R 130 min.
This dark period drama based upon Ian McEwan’s searing novel of lost love, a deliberate lie, and shattering consequences.
One simmering hot summer day in 1935, on the sumptuous manse of two teenage English girls, their enviable lives of privilege take an abrupt turn for disaster. Atonement begins with 13 year old Briony Tallis (Saoirse Ronan) typing a play on romance. The intensity with which the typewriter keys are heard at the start of the film announces that this is no Jane Austen adaptation, like director Joe Wright’s popular “Pride and Prejudice”. There is an air of oppression and looming sense of foreboding which permeates the lush green fields and imposing mansion. Young Briony is infatuated with Robbie, the housekeeper’s son who has just graduated from Cambridge and looks forward to medical school. Robbie carries a torch for her older sister, without yet realizing that she burns for him as well.

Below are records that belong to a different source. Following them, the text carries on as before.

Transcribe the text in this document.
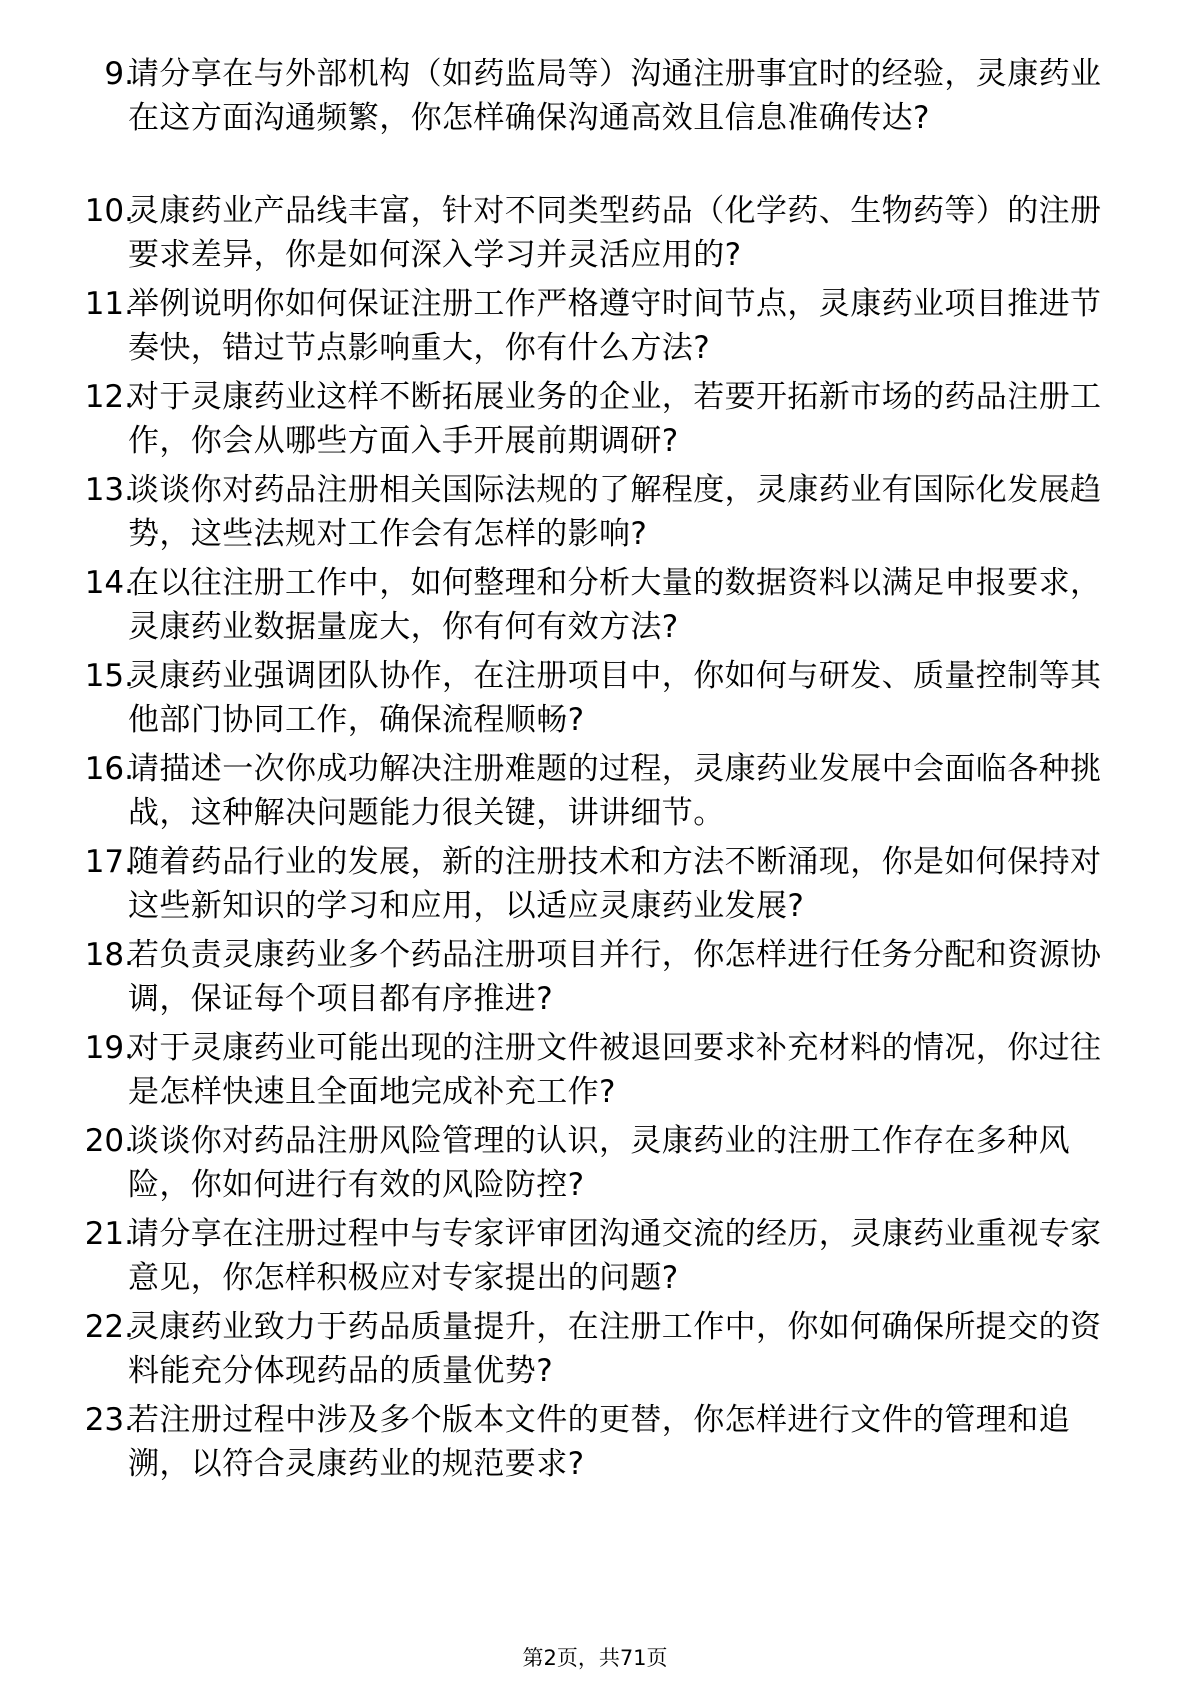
9.
请分享在与外部机构（如药监局等）沟通注册事宜时的经验，灵康药业在这方面沟通频繁，你怎样确保沟通高效且信息准确传达?
10.
灵康药业产品线丰富，针对不同类型药品（化学药、生物药等）的注册要求差异，你是如何深入学习并灵活应用的?
11.
举例说明你如何保证注册工作严格遵守时间节点，灵康药业项目推进节奏快，错过节点影响重大，你有什么方法?
12.
对于灵康药业这样不断拓展业务的企业，若要开拓新市场的药品注册工作，你会从哪些方面入手开展前期调研?
13.
谈谈你对药品注册相关国际法规的了解程度，灵康药业有国际化发展趋势，这些法规对工作会有怎样的影响?
14.
在以往注册工作中，如何整理和分析大量的数据资料以满足申报要求，灵康药业数据量庞大，你有何有效方法?
15.
灵康药业强调团队协作，在注册项目中，你如何与研发、质量控制等其他部门协同工作，确保流程顺畅?
16.
请描述一次你成功解决注册难题的过程，灵康药业发展中会面临各种挑战，这种解决问题能力很关键，讲讲细节。
17.
随着药品行业的发展，新的注册技术和方法不断涌现，你是如何保持对这些新知识的学习和应用，以适应灵康药业发展?
18.
若负责灵康药业多个药品注册项目并行，你怎样进行任务分配和资源协调，保证每个项目都有序推进?
19.
对于灵康药业可能出现的注册文件被退回要求补充材料的情况，你过往是怎样快速且全面地完成补充工作?
20.
谈谈你对药品注册风险管理的认识，灵康药业的注册工作存在多种风险，你如何进行有效的风险防控?
21.
请分享在注册过程中与专家评审团沟通交流的经历，灵康药业重视专家意见，你怎样积极应对专家提出的问题?
22.
灵康药业致力于药品质量提升，在注册工作中，你如何确保所提交的资料能充分体现药品的质量优势?
23.
若注册过程中涉及多个版本文件的更替，你怎样进行文件的管理和追溯，以符合灵康药业的规范要求?
第2页，共71页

The heat seems to alter the behaviour of the girls, stretching Briony’s emotions into dangerous taughtness, as well as those of her impulsive older sister, 18 year old Cecilia (Kiera Knightly) who has a disturbing interlude with Robbie at the fountain, Briony looking on, is scandalized. In a masterful stroke, we see this scene first from the perplexed13 year old’s perspective and then from Cecilia and Rob’s, which shows it to be more innocent than it first appears. The stage is set for emotional confusion and unbridled lust.
Briony’s dismay is compounded by an explicit sexual word dramatically typed in a note which Robbie crumples. He then retypes a more acceptable note, mistakenly giving her the dirty letter to deliver to Cecilia. Briony peers at the letter, and is deeply offended, (she wasn’t the only one; I heard sharp intakes of breath as the four letter word is typed in close up on the screen) and in her scandalized jealously brands Robbie a “sex maniac” who is a danger to women. Robbie continues dressing for an elegant dinner at the mansion, blithely unaware of the shockwaves caused by his ill-advised missive. Cecilia, angry about the note, confronts Robbie at the house, igniting their concealed passions, and leading to an intense sex scene in the library. That the two declare their love as part of the act is lost on young Briony, who is mortified to walk in on them, and bursts into tears. The young girl, whose impervious mother is oblivious to her agony, breaks under the anguish of her destroyed innocence, and shattered romantic aspirations, and turns spiteful, accusing Robbie of a sexual assault which she knows he did not commit.
This is a powerful tale of betrayal and unfettered passion; the consequences of that sweltering night burden the participants for their entire tragic lives. Little sister Briony is largely seen as the only character whose sin needs atonement. We see her at 18, played by the mesmerizing Romula Garai, serving in a military hospital, paying for her perjury by humble service and spartan living.
The power of words, both written and spoken, is a central theme in Atonement, and we see Briony at the end of her life, a successful novelist, played by the eternally tragic Vanessa Redgrave, using her vivid imagination and facility with words to right the wrongs she has done. An interesting parallel is drawn between her deception and the British newsreel which attempts to put a positive spin on the evacuation of Dunkirk. We are spared no details of the horrors of that event in a wrenching scene of the bloody wounds and the low morale of the soldiers on the beach awaiting evacuation. Even the enduring love of Cecilia and Robbie cannot conquer the enormity of the consequences of Briony’s betrayal. It brings home the adage that “The wages of sin are death” and Atonement director uses sound and perspective powerfully to make this a singularly powerful film.
There is an injustice in the film which disturbed me. It was Cecilia and Robbie’s act of fornication, and a sexual assault on her young friend, both of which witnessed in the same evening by Briony, a young virgin who brutally lost her innocence in a single evening, driving her to rancor and revenge. No blame is placed upon the couple, Briony’s distant mother who failed to comfort her, and we are left with unfulfilled justice at the real assailant as he continues to lead his charmed life.
Perhaps Briony is burdened with atoning for the whole sorry lot.
Vivid clothed sexual encounter, offensive four letter word, and gory battlefield wounds should keep all but mature adults from seeing this film.